The incidence “is expected to increase in the next decade if this trend continues,” he added. “This increase in number is multi-factorial; aging of the population and precise diagnosis being two major contributing causes. MDS is now more common than de novo acute myeloid leukemia in the older age groups.”
According to the Leukemia & Lymphoma Society, the estimated incidence of MDS in the US is unknown. However, the group estimates that the number of new MDS cases annually is similar to the incidence of AML. In 2006, there were approximately 12,000 new AML cases in the country.
While people at any age may be afflicted with MDS, the highest incidence of disease manifests in men over 65 years of age. The causes for developing MDS are unknown, although studies have shown those who have worked with benzene, had exposure to radiation or chemotherapy treatments, or have certain genetic conditions such as Down syndrome may be at high risk.

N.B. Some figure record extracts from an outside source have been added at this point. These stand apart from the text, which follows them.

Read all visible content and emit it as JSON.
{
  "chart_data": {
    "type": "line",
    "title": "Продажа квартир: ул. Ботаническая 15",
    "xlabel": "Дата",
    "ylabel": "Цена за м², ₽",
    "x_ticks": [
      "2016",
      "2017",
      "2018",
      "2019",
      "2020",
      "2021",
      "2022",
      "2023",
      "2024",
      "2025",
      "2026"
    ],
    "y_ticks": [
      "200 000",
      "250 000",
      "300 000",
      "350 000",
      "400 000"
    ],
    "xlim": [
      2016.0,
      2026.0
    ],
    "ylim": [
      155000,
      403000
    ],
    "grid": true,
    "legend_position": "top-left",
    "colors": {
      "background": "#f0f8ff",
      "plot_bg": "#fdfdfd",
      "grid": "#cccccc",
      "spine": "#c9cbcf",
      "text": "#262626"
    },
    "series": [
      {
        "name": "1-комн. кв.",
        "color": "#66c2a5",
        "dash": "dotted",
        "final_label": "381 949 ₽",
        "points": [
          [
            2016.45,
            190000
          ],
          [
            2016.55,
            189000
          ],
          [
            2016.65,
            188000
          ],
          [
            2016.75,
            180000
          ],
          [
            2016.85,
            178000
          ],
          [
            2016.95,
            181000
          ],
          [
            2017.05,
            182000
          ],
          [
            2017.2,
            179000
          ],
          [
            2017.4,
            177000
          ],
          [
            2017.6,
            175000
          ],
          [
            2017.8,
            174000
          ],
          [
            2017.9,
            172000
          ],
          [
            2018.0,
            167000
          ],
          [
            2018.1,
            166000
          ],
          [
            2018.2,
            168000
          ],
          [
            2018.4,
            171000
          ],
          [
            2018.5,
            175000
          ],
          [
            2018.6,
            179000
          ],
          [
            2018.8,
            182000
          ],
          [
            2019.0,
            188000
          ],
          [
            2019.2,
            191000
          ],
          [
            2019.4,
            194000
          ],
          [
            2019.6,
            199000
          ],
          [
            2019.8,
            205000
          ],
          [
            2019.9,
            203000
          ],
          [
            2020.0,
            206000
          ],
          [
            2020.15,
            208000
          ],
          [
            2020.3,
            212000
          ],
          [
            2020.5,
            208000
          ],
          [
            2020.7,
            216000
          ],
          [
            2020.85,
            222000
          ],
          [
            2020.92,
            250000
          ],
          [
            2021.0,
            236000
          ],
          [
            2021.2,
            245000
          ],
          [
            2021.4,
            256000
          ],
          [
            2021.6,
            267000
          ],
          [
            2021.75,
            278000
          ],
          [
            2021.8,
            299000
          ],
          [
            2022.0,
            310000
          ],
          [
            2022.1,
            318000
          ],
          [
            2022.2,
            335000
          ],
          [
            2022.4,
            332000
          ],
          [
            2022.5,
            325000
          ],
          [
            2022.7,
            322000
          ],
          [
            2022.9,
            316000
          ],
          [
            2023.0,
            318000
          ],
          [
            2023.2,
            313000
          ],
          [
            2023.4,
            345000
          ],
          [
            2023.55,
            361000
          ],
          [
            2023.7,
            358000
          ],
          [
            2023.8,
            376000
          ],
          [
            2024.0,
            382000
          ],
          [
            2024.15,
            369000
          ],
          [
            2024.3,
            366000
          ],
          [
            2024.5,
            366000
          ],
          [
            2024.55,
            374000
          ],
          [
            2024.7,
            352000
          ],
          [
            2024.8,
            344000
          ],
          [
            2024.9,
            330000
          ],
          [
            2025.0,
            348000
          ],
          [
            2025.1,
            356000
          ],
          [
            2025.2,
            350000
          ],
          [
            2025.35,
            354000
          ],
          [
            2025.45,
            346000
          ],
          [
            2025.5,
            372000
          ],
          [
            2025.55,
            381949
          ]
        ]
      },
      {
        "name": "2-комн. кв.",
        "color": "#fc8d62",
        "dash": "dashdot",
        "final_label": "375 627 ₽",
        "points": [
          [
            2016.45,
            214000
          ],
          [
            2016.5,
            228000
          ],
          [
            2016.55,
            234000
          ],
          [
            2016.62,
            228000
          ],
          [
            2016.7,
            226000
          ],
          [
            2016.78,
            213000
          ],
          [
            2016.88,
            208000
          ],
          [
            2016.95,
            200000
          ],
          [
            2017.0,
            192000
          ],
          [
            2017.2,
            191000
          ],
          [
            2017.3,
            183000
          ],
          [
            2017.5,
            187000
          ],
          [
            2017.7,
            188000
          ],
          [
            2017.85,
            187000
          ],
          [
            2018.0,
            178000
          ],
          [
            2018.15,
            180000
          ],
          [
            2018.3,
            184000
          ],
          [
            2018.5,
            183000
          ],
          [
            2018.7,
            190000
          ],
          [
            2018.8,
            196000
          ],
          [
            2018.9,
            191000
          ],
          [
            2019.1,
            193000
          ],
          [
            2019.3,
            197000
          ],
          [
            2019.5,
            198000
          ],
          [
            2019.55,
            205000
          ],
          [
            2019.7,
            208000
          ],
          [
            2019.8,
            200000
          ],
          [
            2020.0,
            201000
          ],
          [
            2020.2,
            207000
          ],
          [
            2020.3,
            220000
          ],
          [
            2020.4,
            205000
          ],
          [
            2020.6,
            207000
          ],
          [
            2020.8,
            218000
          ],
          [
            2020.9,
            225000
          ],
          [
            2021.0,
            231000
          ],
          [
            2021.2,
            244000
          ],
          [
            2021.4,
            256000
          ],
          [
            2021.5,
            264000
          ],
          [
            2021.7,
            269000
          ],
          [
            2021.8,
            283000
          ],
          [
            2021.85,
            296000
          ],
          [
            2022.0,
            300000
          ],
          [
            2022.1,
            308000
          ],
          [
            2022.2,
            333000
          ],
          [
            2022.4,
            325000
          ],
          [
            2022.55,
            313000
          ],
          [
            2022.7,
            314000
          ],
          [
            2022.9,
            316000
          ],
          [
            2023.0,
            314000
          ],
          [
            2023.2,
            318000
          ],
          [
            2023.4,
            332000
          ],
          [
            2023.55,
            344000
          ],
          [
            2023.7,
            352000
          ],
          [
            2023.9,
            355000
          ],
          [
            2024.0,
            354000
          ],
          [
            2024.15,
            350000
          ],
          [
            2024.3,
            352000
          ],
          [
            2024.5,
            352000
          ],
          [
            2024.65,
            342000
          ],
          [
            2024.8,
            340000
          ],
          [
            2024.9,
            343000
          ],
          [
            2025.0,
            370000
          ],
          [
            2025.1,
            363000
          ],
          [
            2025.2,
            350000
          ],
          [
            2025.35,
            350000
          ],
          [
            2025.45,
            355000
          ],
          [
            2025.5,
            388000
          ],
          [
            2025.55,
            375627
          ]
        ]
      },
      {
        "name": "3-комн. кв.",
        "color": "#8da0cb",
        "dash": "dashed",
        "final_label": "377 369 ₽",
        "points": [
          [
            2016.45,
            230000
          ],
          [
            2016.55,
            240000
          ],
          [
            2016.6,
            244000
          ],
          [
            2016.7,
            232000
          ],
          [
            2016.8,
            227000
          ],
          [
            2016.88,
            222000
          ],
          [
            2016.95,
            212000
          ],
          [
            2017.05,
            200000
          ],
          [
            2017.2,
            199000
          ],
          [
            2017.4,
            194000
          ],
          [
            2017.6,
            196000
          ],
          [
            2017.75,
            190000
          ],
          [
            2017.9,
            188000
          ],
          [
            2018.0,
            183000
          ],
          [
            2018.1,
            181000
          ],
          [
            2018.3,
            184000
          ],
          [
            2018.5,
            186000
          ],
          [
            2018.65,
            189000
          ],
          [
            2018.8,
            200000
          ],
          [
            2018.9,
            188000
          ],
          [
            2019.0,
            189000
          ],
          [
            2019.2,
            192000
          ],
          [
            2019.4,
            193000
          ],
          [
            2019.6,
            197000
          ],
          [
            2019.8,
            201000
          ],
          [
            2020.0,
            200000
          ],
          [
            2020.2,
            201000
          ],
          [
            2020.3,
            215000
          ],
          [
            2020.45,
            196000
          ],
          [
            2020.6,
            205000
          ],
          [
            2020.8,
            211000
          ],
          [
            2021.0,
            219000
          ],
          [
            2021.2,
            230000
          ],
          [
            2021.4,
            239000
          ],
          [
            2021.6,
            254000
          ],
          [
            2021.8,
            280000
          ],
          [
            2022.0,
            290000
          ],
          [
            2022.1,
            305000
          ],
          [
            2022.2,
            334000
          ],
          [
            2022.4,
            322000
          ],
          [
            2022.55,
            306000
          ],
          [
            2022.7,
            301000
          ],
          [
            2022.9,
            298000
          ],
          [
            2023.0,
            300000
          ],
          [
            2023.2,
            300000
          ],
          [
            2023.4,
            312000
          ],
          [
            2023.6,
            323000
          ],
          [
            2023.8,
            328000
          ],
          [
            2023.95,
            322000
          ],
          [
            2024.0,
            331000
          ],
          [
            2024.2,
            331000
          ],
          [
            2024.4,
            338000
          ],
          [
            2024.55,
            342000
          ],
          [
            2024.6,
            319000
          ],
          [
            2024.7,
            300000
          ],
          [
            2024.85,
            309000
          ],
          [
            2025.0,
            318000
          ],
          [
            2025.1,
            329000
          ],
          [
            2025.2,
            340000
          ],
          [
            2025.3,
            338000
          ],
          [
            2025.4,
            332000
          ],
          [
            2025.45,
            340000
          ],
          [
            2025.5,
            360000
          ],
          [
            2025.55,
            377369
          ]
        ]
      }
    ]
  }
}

Revlimid, approved by the FDA in December 2005, is related to thalidomide, and is similarly teratogenic. Therefore, Revlimid cannot be prescribed to pregnant women due the risk of causing defects or malformation in unborn children. Other side effects with Revlimid include thrombosis, pulmonary embolus, hepatoxicity, and bone marrow toxicity resulting in neutropenia and thrombocytopenia. A major dose-related toxicity from Revlimid is myelosuppression.
In addition to Revlimid, there are two other FDA-approved drugs for MDS: Pharmion's Vidaza and SuperGen's Dacogen.
“The principal challenges now are to match the right drug to the individual patient,” Raza said. “[Our] discovery will help tailor therapy to suit each MDS patient individually who presents with anemia without the chromosome 5 abnormality.”